Чингиз-роман | страница 10
Это я-то не умею запрягать? Кто бы говорил. Да я еще в аспирантуру поступлю. И ко второму году все профессора, попривыкнув, будут с нетерпением ждать моих кандидатских экзаменов. Ведь на всех экзаменах я им показываю свои бесценные стихи. А стихи я пишу на бумажках. Точно таких же, что отобрал у менялы. Да, они будут ждать моих стихов с нетерпением.

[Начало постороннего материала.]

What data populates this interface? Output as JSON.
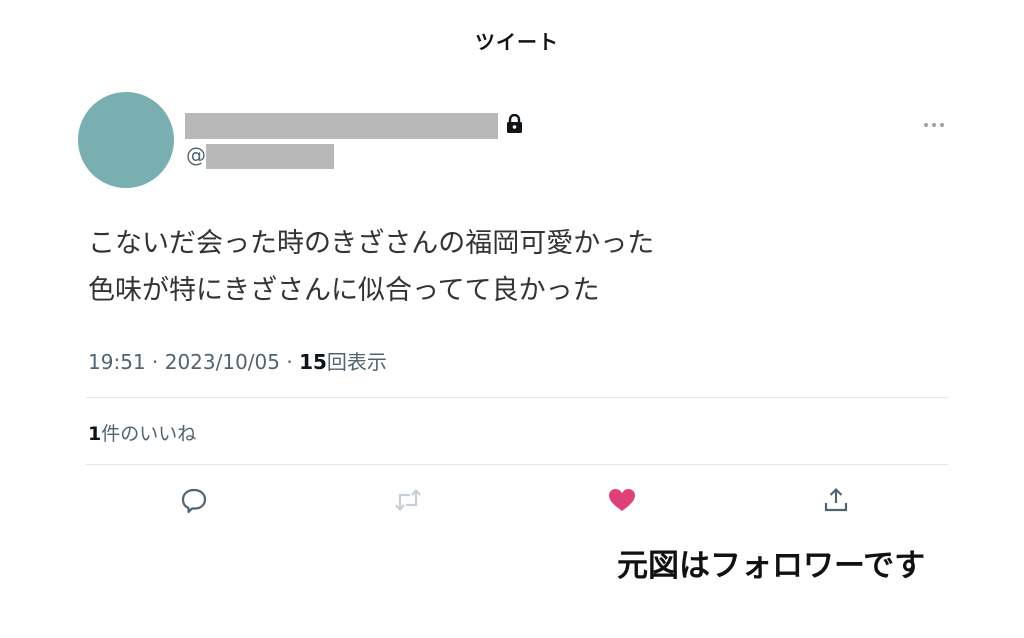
{
  "header": {
    "title": "ツイート"
  },
  "author": {
    "handle_prefix": "@",
    "avatar_color": "#7aafb1",
    "redaction_color": "#b8b8b8",
    "lock_icon": "lock-icon",
    "more_icon": "more-options-icon"
  },
  "tweet": {
    "lines": [
      "こないだ会った時のきざさんの福岡可愛かった",
      "色味が特にきざさんに似合ってて良かった"
    ]
  },
  "meta": {
    "time": "19:51",
    "separator": "·",
    "date": "2023/10/05",
    "views_count": "15",
    "views_label": "回表示"
  },
  "likes": {
    "count": "1",
    "label": "件のいいね"
  },
  "actions": [
    {
      "name": "reply",
      "icon": "reply-icon",
      "color": "#536471"
    },
    {
      "name": "retweet",
      "icon": "retweet-icon",
      "color": "#c4cfd6"
    },
    {
      "name": "like",
      "icon": "heart-icon",
      "color": "#e0407a"
    },
    {
      "name": "share",
      "icon": "share-icon",
      "color": "#536471"
    }
  ],
  "caption": {
    "text": "元図はフォロワーです"
  }
}
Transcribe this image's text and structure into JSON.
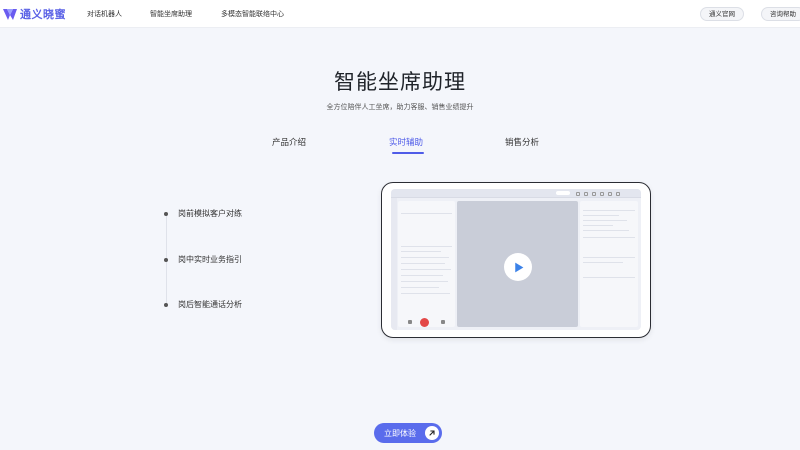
{
  "brand": {
    "name": "通义晓蜜"
  },
  "nav": {
    "items": [
      {
        "label": "对话机器人"
      },
      {
        "label": "智能坐席助理"
      },
      {
        "label": "多模态智能联络中心"
      }
    ],
    "buttons": [
      {
        "label": "通义官网"
      },
      {
        "label": "咨询帮助"
      }
    ]
  },
  "hero": {
    "title": "智能坐席助理",
    "subtitle": "全方位陪伴人工坐席，助力客服、销售业绩提升"
  },
  "tabs": [
    {
      "label": "产品介绍",
      "active": false
    },
    {
      "label": "实时辅助",
      "active": true
    },
    {
      "label": "销售分析",
      "active": false
    }
  ],
  "features": [
    {
      "label": "岗前模拟客户对练"
    },
    {
      "label": "岗中实时业务指引"
    },
    {
      "label": "岗后智能通话分析"
    }
  ],
  "cta": {
    "label": "立即体验"
  },
  "colors": {
    "accent": "#4f5ce8",
    "cta": "#5a6cec",
    "background": "#f4f6fb"
  }
}
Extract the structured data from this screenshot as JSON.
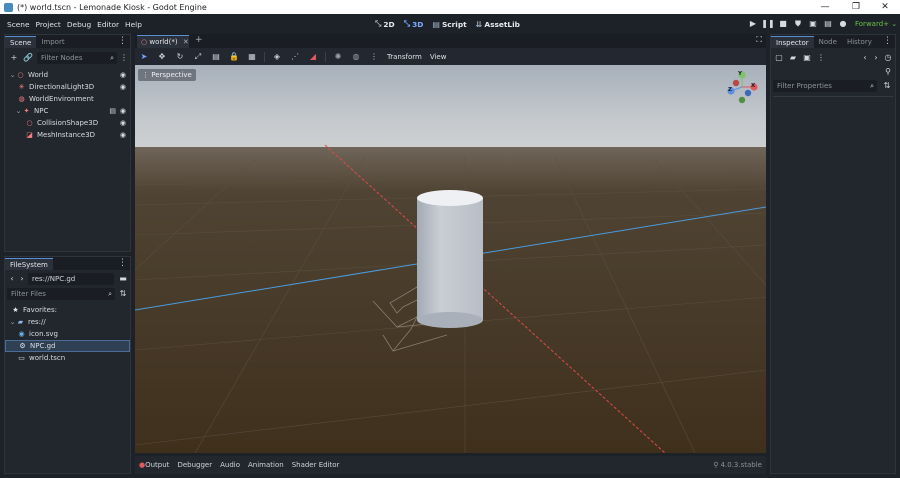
{
  "window": {
    "title": "(*) world.tscn - Lemonade Kiosk - Godot Engine",
    "minimize": "—",
    "maximize": "❐",
    "close": "✕"
  },
  "menu": [
    "Scene",
    "Project",
    "Debug",
    "Editor",
    "Help"
  ],
  "main_tabs": [
    {
      "label": "2D",
      "icon": "2d-icon"
    },
    {
      "label": "3D",
      "icon": "3d-icon"
    },
    {
      "label": "Script",
      "icon": "script-icon"
    },
    {
      "label": "AssetLib",
      "icon": "assetlib-icon"
    }
  ],
  "renderer": "Forward+",
  "colors": {
    "accent": "#5a8fd6",
    "renderer": "#6bc045",
    "x_axis": "#e04a4a",
    "z_axis": "#4a9be0"
  },
  "scene_dock": {
    "tabs": [
      "Scene",
      "Import"
    ],
    "filter_placeholder": "Filter Nodes",
    "nodes": [
      {
        "name": "World",
        "icon": "node3d-icon",
        "level": 0,
        "visible": true
      },
      {
        "name": "DirectionalLight3D",
        "icon": "light-icon",
        "level": 1,
        "visible": true
      },
      {
        "name": "WorldEnvironment",
        "icon": "environment-icon",
        "level": 1,
        "visible": false
      },
      {
        "name": "NPC",
        "icon": "character-icon",
        "level": 1,
        "visible": true
      },
      {
        "name": "CollisionShape3D",
        "icon": "collision-icon",
        "level": 2,
        "visible": true
      },
      {
        "name": "MeshInstance3D",
        "icon": "mesh-icon",
        "level": 2,
        "visible": true
      }
    ]
  },
  "filesystem_dock": {
    "tab": "FileSystem",
    "path": "res://NPC.gd",
    "filter_placeholder": "Filter Files",
    "items": [
      {
        "name": "Favorites:",
        "icon": "star-icon",
        "level": 0
      },
      {
        "name": "res://",
        "icon": "folder-icon",
        "level": 0
      },
      {
        "name": "icon.svg",
        "icon": "svg-file-icon",
        "level": 1
      },
      {
        "name": "NPC.gd",
        "icon": "gear-file-icon",
        "level": 1,
        "selected": true
      },
      {
        "name": "world.tscn",
        "icon": "scene-file-icon",
        "level": 1
      }
    ]
  },
  "editor": {
    "tab": "world(*)",
    "add_tab": "+",
    "toolbar_menus": [
      "Transform",
      "View"
    ],
    "viewport_label": "Perspective",
    "gizmo": {
      "y": "Y",
      "x": "X",
      "z": "Z"
    }
  },
  "bottom_panel": {
    "tabs": [
      "Output",
      "Debugger",
      "Audio",
      "Animation",
      "Shader Editor"
    ],
    "version": "4.0.3.stable"
  },
  "inspector": {
    "tabs": [
      "Inspector",
      "Node",
      "History"
    ],
    "filter_placeholder": "Filter Properties"
  }
}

А из вашей шараги я и сам, будь на то моя воля, сбежал бы прямо сейчас. Но я солдат. Воин своего хана. Я дал клятву ему быть здесь. И эта клятва — как клеймо раскаленного железа на моем сердце. Я не могу думать ни о чем другом…
Итак, мы заходим в университет. В Университет-Сарай. Поднимаемся по мраморной лестнице. Университет — настоящий дворец. Сворачиваем направо. Наваливаемся на массивную дверь. Не дверь, а ворота города. Эх, еще чуть-чуть…
Мы проваливаемся. Оказываемся в комнате, где сидит много бородатых мужчин и странным образом одетых женщин. Это шаманы. Комната окутана дымом. Нас окуривают, пропускают сквозь дым, чтобы очистить от злых духов.
Нам предлагают сесть на лестницу-стремянку, так как других мест нет, и начинают заговаривать заклинаниями.
— Лев Толстой оказал глубочайшее влияние на Пастернака, — говорит один из шаманов. Он говорит медленно, даже протяжно, но вместе с тем выразительно, словно завывая.
Мне становится плохо. Я еле сижу на стремянке. Я вот-вот упаду. Но этого нельзя допустить. Терпеть, терпеть. Выдержать испытание до конца. Если я, не дай Тенгри, упаду, то меня тут же разорвут на части. Четвертуют или, чего доброго, кастрируют. Я терплю.
Я не знаю, кто такой Толстой, я не знаю, кто такой Пастернак. Может, это боги. Шаман говорит заклинаниями. Он явно нажимает на имена Толстой и Пастернак. Толстой и Пастернак мелькают слишком часто. Я впадаю в транс…
— А Достоевский на Мандельштама, — продолжает говорить новыми заклинаниями шаман.
Я вздрагиваю, выхожу из транса. Имя Мандельштама мне знакомо. Точнее, не Мандельштама, а его отца — Манделя. Так, значит, они боги? И Мандель тоже из богов? — о, ужас! А я надругался над ним. Надругался и чуть не убил своей тяжелой рукой! Что же теперь будет? Меня четвертуют? Меня кастрируют? Я не пройду испытания? Не выдержу всей этой нудятины?
Я, конечно, не первый раз принимаю участие в литературных кружках — о, как я их ненавижу. Слишком много слов. Просто избыток ничего не значащих слов. Жирных слов, которые «худые ханы» пережевывают, перемусоливают, переблевывают на своих словесных пиршествах.